You think Benedict perceives the orthodox Catholic Church as an 'embattled minority'? Oh sure. His view would be that in terms of the agenda-setting level of Western developed culture, orthodox Christianity represents a minority presence. He's talked about the church as a creative minority, which is a phrase that comes out of British historian Arnold Joseph Toynbee-the idea that cultures are regenerated by their creative minorities.

Toynbee was Protestant, right? Yes. Ratzinger reads widely, not just Catholic historians. His criticism of the encyclical Gaudium et Spes was that it didn't draw heavily enough on Luther. He cites Toynbee all the time. He wants more mission and less bureaucracy. He'd like to trim the Vatican, to trim Bishops' conferences. Even at the parish level, fewer boards and committees, more focus on getting outside the church and transforming the secular world from within.

Will laypeople see this as him taking away decision-making power? Some will. It's perfectly legitimate to debate that. But I think the goal is to help Catholics understand that being Catholic doesn't mean holding some office in the church. It means taking the word of God to the outside world, redeeming the secular world from within.
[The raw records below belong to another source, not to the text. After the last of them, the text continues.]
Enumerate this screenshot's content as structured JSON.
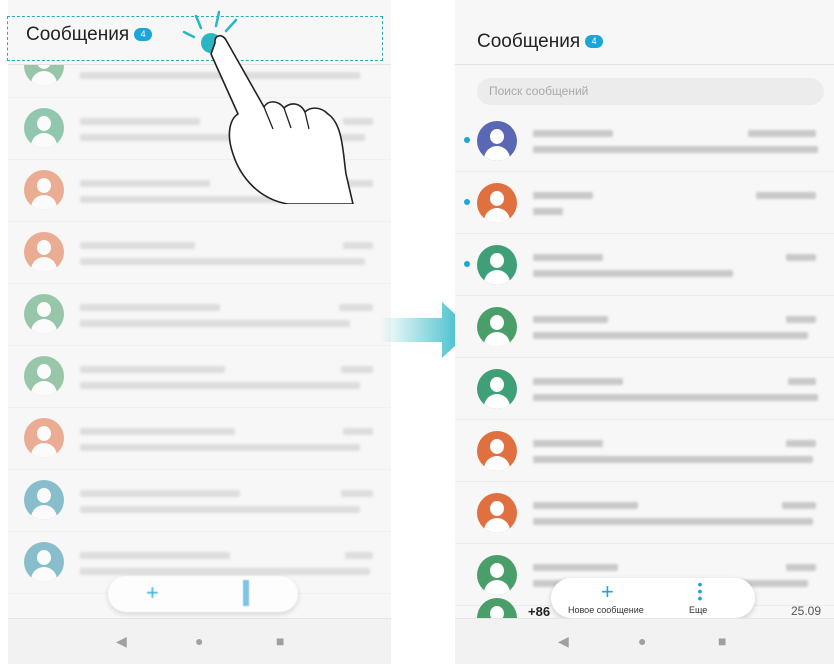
{
  "left_screen": {
    "title": "Сообщения",
    "badge": "4",
    "avatar_colors": [
      "#4a9e6a",
      "#3f9f76",
      "#e07040",
      "#e07040",
      "#4a9e6a",
      "#4a9e6a",
      "#e07040",
      "#2f8fa8",
      "#2f8fa8"
    ]
  },
  "right_screen": {
    "title": "Сообщения",
    "badge": "4",
    "search_placeholder": "Поиск сообщений",
    "avatar_colors": [
      "#5967b4",
      "#e07040",
      "#3f9f76",
      "#4a9e6a",
      "#3f9f76",
      "#e07040",
      "#e07040",
      "#4a9e6a",
      "#4a9e6a"
    ],
    "unread_rows": [
      0,
      1,
      2
    ],
    "last_row_sender_prefix": "+86",
    "last_row_date": "25.09",
    "action_bar": {
      "new_message_label": "Новое сообщение",
      "more_label": "Еще",
      "new_icon": "plus-icon",
      "more_icon": "vertical-dots-icon"
    }
  },
  "gesture": {
    "icon": "hand-tap-icon",
    "arrow_color": "#2bb6c4"
  },
  "nav_icons": [
    "back-icon",
    "home-icon",
    "recent-icon"
  ]
}
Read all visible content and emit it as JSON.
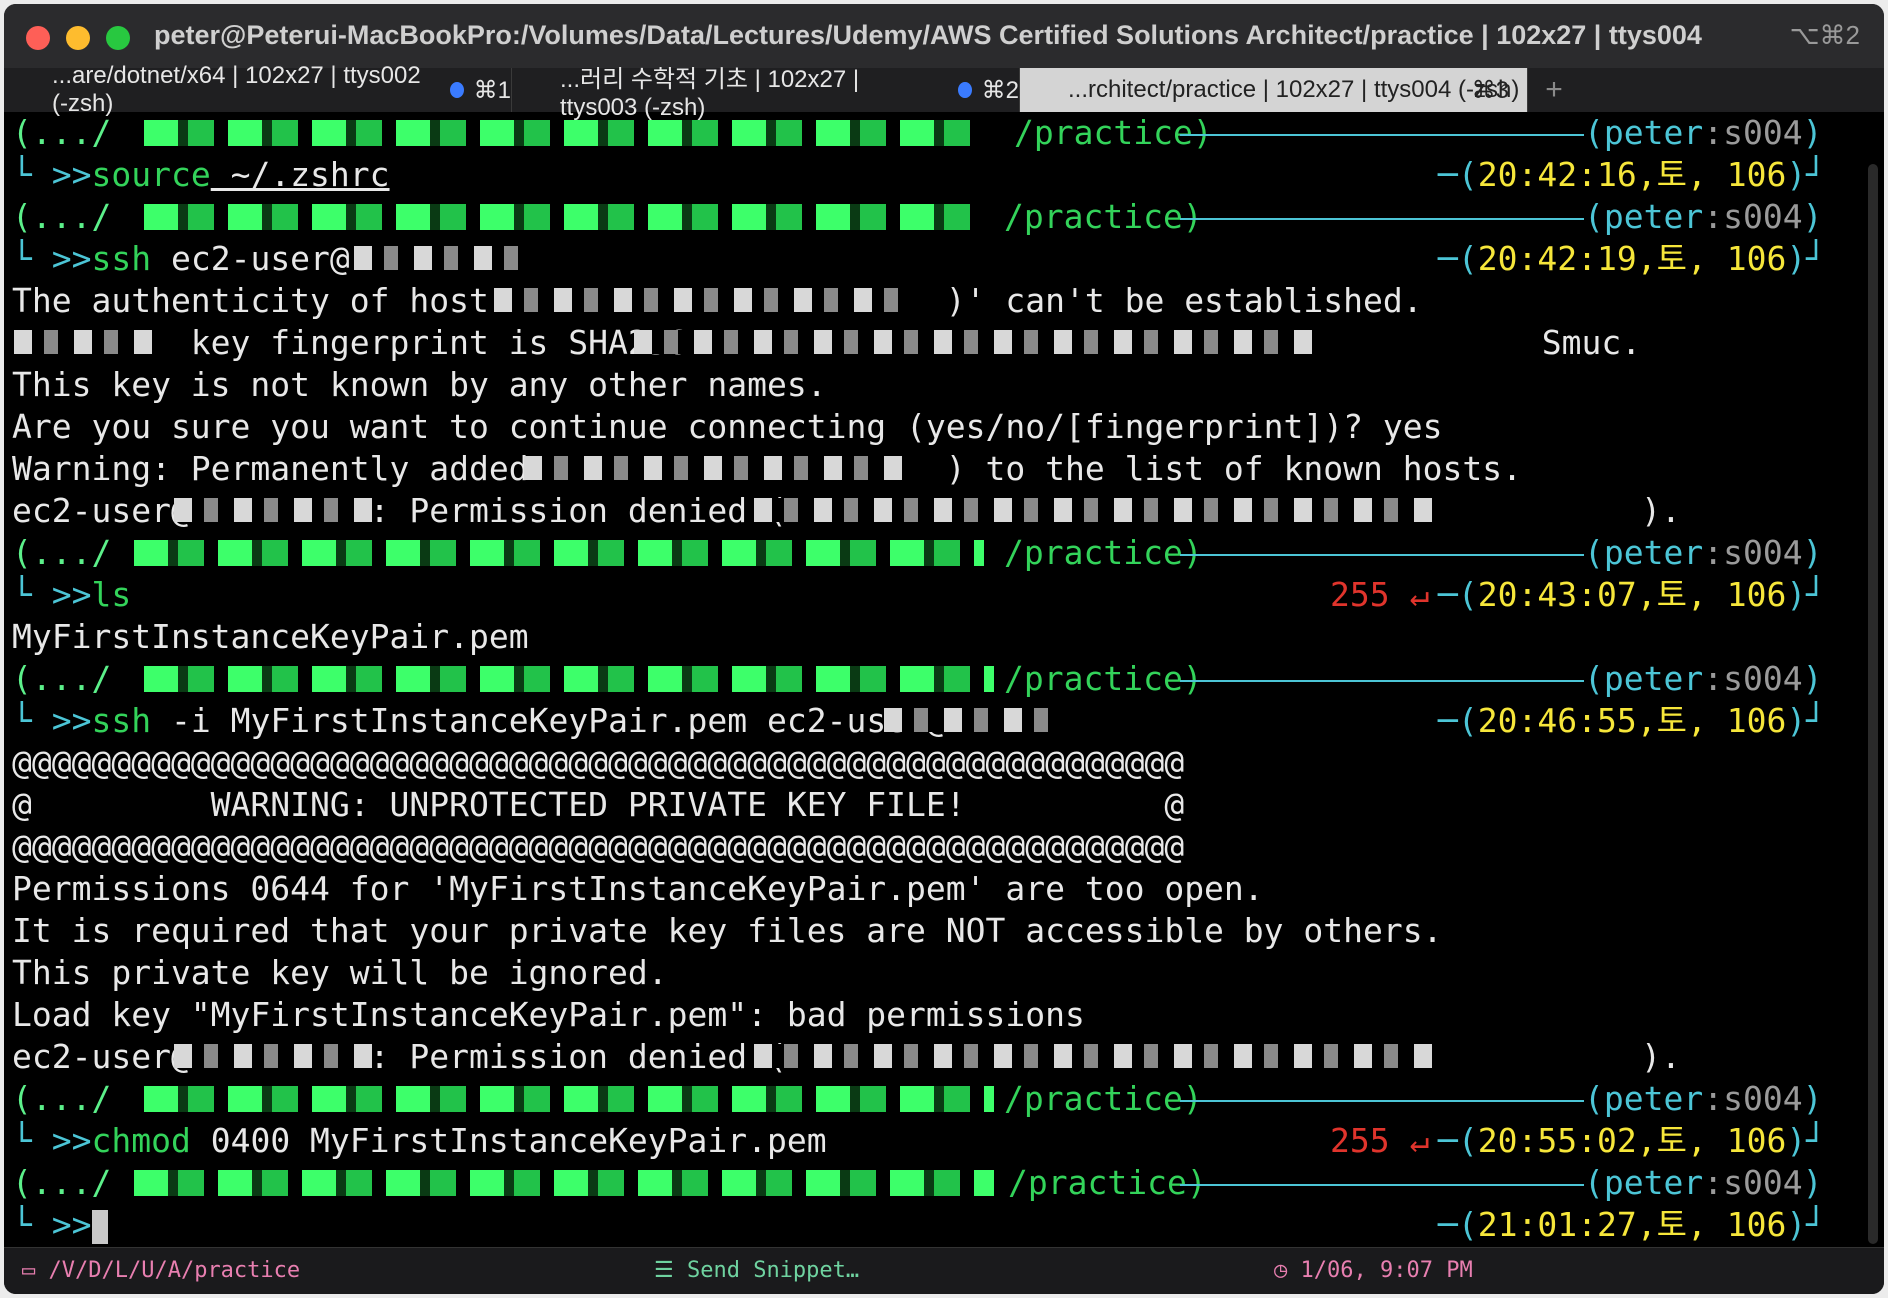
{
  "window": {
    "title": "peter@Peterui-MacBookPro:/Volumes/Data/Lectures/Udemy/AWS Certified Solutions Architect/practice | 102x27 | ttys004",
    "shortcut": "⌥⌘2"
  },
  "tabs": [
    {
      "label": "...are/dotnet/x64 | 102x27 | ttys002 (-zsh)",
      "key": "⌘1"
    },
    {
      "label": "...러리 수학적 기초 | 102x27 | ttys003 (-zsh)",
      "key": "⌘2"
    },
    {
      "label": "...rchitect/practice | 102x27 | ttys004 (-zsh)",
      "key": "⌘3"
    }
  ],
  "new_tab": "+",
  "prompt": {
    "dir_prefix": "(.../",
    "dir_suffix": "/practice)",
    "user": "peter",
    "session": "s004",
    "arrow": ">>",
    "date": "토",
    "hist": "106"
  },
  "blocks": [
    {
      "cmd": "source",
      "args": " ~/.zshrc",
      "time": "20:42:16",
      "err": ""
    },
    {
      "cmd": "ssh",
      "args": " ec2-user@",
      "time": "20:42:19",
      "err": ""
    },
    {
      "cmd": "ls",
      "args": "",
      "time": "20:43:07",
      "err": "255 ↵"
    },
    {
      "cmd": "ssh",
      "args": " -i MyFirstInstanceKeyPair.pem ec2-user@",
      "time": "20:46:55",
      "err": ""
    },
    {
      "cmd": "chmod",
      "args": " 0400 MyFirstInstanceKeyPair.pem",
      "time": "20:55:02",
      "err": "255 ↵"
    },
    {
      "cmd": "",
      "args": "",
      "time": "21:01:27",
      "err": ""
    }
  ],
  "output": {
    "o1": "The authenticity of host '                     )' can't be established.",
    "o2": "         key fingerprint is SHA256:                                          Smuc.",
    "o3": "This key is not known by any other names.",
    "o4": "Are you sure you want to continue connecting (yes/no/[fingerprint])? yes",
    "o5": "Warning: Permanently added '                   ) to the list of known hosts.",
    "o6": "ec2-user@         : Permission denied (                                           ).",
    "o7": "MyFirstInstanceKeyPair.pem",
    "o8": "@@@@@@@@@@@@@@@@@@@@@@@@@@@@@@@@@@@@@@@@@@@@@@@@@@@@@@@@@@@",
    "o9": "@         WARNING: UNPROTECTED PRIVATE KEY FILE!          @",
    "o10": "@@@@@@@@@@@@@@@@@@@@@@@@@@@@@@@@@@@@@@@@@@@@@@@@@@@@@@@@@@@",
    "o11": "Permissions 0644 for 'MyFirstInstanceKeyPair.pem' are too open.",
    "o12": "It is required that your private key files are NOT accessible by others.",
    "o13": "This private key will be ignored.",
    "o14": "Load key \"MyFirstInstanceKeyPair.pem\": bad permissions",
    "o15": "ec2-user@         : Permission denied (                                           )."
  },
  "statusbar": {
    "path": "/V/D/L/U/A/practice",
    "snippet": "Send Snippet…",
    "clock": "1/06, 9:07 PM"
  },
  "colors": {
    "green": "#33d35a",
    "cyan": "#4cc5d6",
    "yellow": "#f6e63a",
    "red": "#e0342c",
    "purple": "#a78bfa"
  }
}
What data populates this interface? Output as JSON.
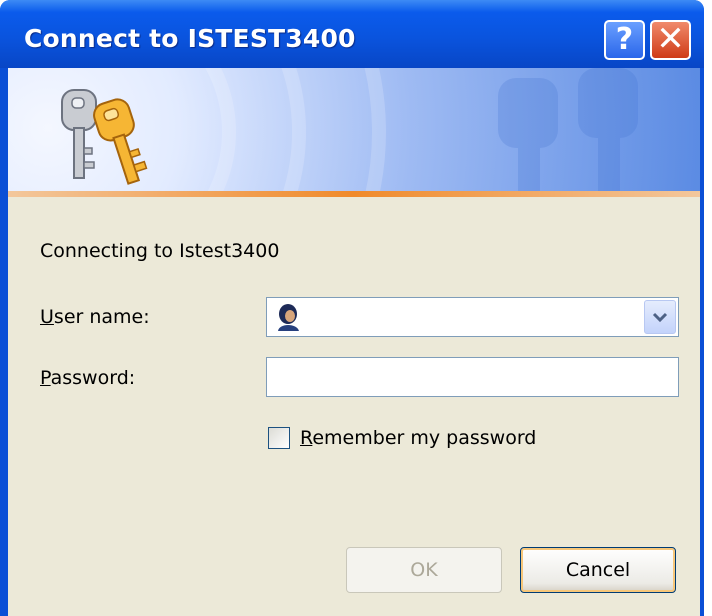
{
  "window": {
    "title": "Connect to ISTEST3400",
    "help_glyph": "?",
    "close_glyph": "✕"
  },
  "dialog": {
    "message": "Connecting to Istest3400",
    "username_label_access": "U",
    "username_label_rest": "ser name:",
    "username_value": "",
    "password_label_access": "P",
    "password_label_rest": "assword:",
    "password_value": "",
    "remember_access": "R",
    "remember_rest": "emember my password",
    "remember_checked": false
  },
  "buttons": {
    "ok_label": "OK",
    "cancel_label": "Cancel"
  },
  "colors": {
    "titlebar": "#0a54de",
    "dialog_bg": "#ece9d8",
    "accent_orange": "#f08a2b"
  },
  "icons": [
    "help-icon",
    "close-icon",
    "keys-icon",
    "user-avatar-icon",
    "chevron-down-icon"
  ]
}
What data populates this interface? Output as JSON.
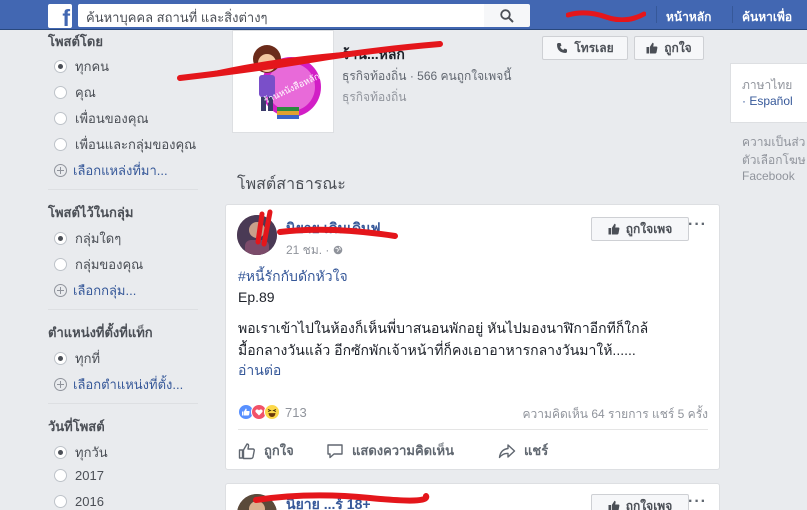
{
  "search": {
    "placeholder": "ค้นหาบุคคล สถานที่ และสิ่งต่างๆ"
  },
  "top_nav": {
    "home": "หน้าหลัก",
    "find_friends": "ค้นหาเพื่อ"
  },
  "filters": {
    "posted_by": {
      "title": "โพสต์โดย",
      "options": [
        "ทุกคน",
        "คุณ",
        "เพื่อนของคุณ",
        "เพื่อนและกลุ่มของคุณ"
      ],
      "choose": "เลือกแหล่งที่มา..."
    },
    "posted_in_group": {
      "title": "โพสต์ไว้ในกลุ่ม",
      "options": [
        "กลุ่มใดๆ",
        "กลุ่มของคุณ"
      ],
      "choose": "เลือกกลุ่ม..."
    },
    "tagged_location": {
      "title": "ตำแหน่งที่ตั้งที่แท็ก",
      "options": [
        "ทุกที่"
      ],
      "choose": "เลือกตำแหน่งที่ตั้ง..."
    },
    "date_posted": {
      "title": "วันที่โพสต์",
      "options": [
        "ทุกวัน",
        "2017",
        "2016"
      ]
    }
  },
  "page": {
    "name": "ร้าน...หลัก",
    "meta": "ธุรกิจท้องถิ่น · 566 คนถูกใจเพจนี้",
    "category": "ธุรกิจท้องถิ่น",
    "call_button": "โทรเลย",
    "like_button": "ถูกใจ",
    "logo_text": "ร้านหนังสือหลัก"
  },
  "section_title": "โพสต์สาธารณะ",
  "post": {
    "author": "นิยาย เดินเดินฟ",
    "time": "21 ชม. · ",
    "like_page_button": "ถูกใจเพจ",
    "hashtag": "#หนี้รักกับดักหัวใจ",
    "episode": "Ep.89",
    "line1": "พอเราเข้าไปในห้องก็เห็นพี่บาสนอนพักอยู่ หันไปมองนาฬิกาอีกทีก็ใกล้",
    "line2": "มื้อกลางวันแล้ว อีกซักพักเจ้าหน้าที่ก็คงเอาอาหารกลางวันมาให้......",
    "read_more": "อ่านต่อ",
    "reactions_count": "713",
    "stats": "ความคิดเห็น 64 รายการ  แชร์ 5 ครั้ง",
    "actions": {
      "like": "ถูกใจ",
      "comment": "แสดงความคิดเห็น",
      "share": "แชร์"
    }
  },
  "post2": {
    "author": "นิยาย ...ร์ 18+",
    "like_page_button": "ถูกใจเพจ"
  },
  "right": {
    "lang_title": "ภาษาไทย",
    "lang_link": "· Español",
    "privacy_lines": [
      "ความเป็นส่ว",
      "ตัวเลือกโฆษ",
      "Facebook"
    ]
  },
  "colors": {
    "brand": "#4267b2",
    "link": "#365899",
    "scribble": "#e4161b"
  }
}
You don't see wide-scale disbanding of parish councils, for example? No. I do think the tone will be: we don't need new structures, we need a new spirit. Finally, I think he is going to be a determined, dogged, ecumenical pope, especially in relationships with the Orthodox. I believe Benedict will be able to do what John Paul never could, which is go to Moscow-because he's not Polish. Doctrinally, I think Pope Benedict believes the Orthodox are closer to orthodox Catholicism than the mainstream churches of the reformed West-Episcopalians, Lutherans, Methodists, which have certainly become much more liberal. The other option in the West are the evangelicals. The problem with the evangelicals is that many of them are explicitly anti-ecumenical . It's difficult to dialogue with them-the so-called sects are very diffuse, so even if you wanted to have dialogue, it's not clear who the partner would be. The ones expanding in Latin America and Africa and other places tend to be fairly hostile to the Catholic Church in some ways. All of that explains why there's this preferential option for the Orthodox. The level at which that will filter down is that there will be a strong push for sister parish relationships with Eastern churches. For trying to promote an awareness of Eastern liturgical, spiritual traditions. You'll see more icons showing up in Catholic churches. You might see exchanges-Orthodox clergy and Catholic clergy.

So an Orthodox priest would come and say Mass at a Catholic Church?

He couldn't say Mass, but he could come and preach, or give a talk, or lead a retreat

With regard to Islam, will we see Benedict going to a mosque as John Paul II did? In trying to balance priorities, the ecumenical issues will be more important to him. I don't think he's not going to reach out to Muslims. It's not that he's going to support restrictive immigration policies. I just don't see interreligious dialogue as one of the towering priorities of this pontificate. He'll want to have good relations. But the core concern of this pontificate is truth, the reassertion of truth, and the reassertion of Catholic identity as a way of preserving that truth. In the context of that, I don't think outreach to Islam or anybody else will be a front-burner concern. What would you ask him now that he's pope? I would ask him to comment on what Cardinal Francis George said the morning after his election, which is that the defining issue for the pontificate of John Paul II was the struggle against the Soviet dictatorship, and the means was teaching about human dignity and supporting solidarity. The defining issue for Benedict's papacy is the struggle against the dictatorship of relativism. I'd ask him if that's true, and how does he intend to prosecute that battle? How does he intend to turn around four centuries of intellectual development in the West towards subjectivity and towards relativism? I'd ask, "How do you do it when there are a lot of people within the Catholic Church who, when you start talking about 'truth,' what they hear is 'authority'?"

It's about how to put the genie back in the bottle. Exactly. This is a pope of epic ambition. This is no small task.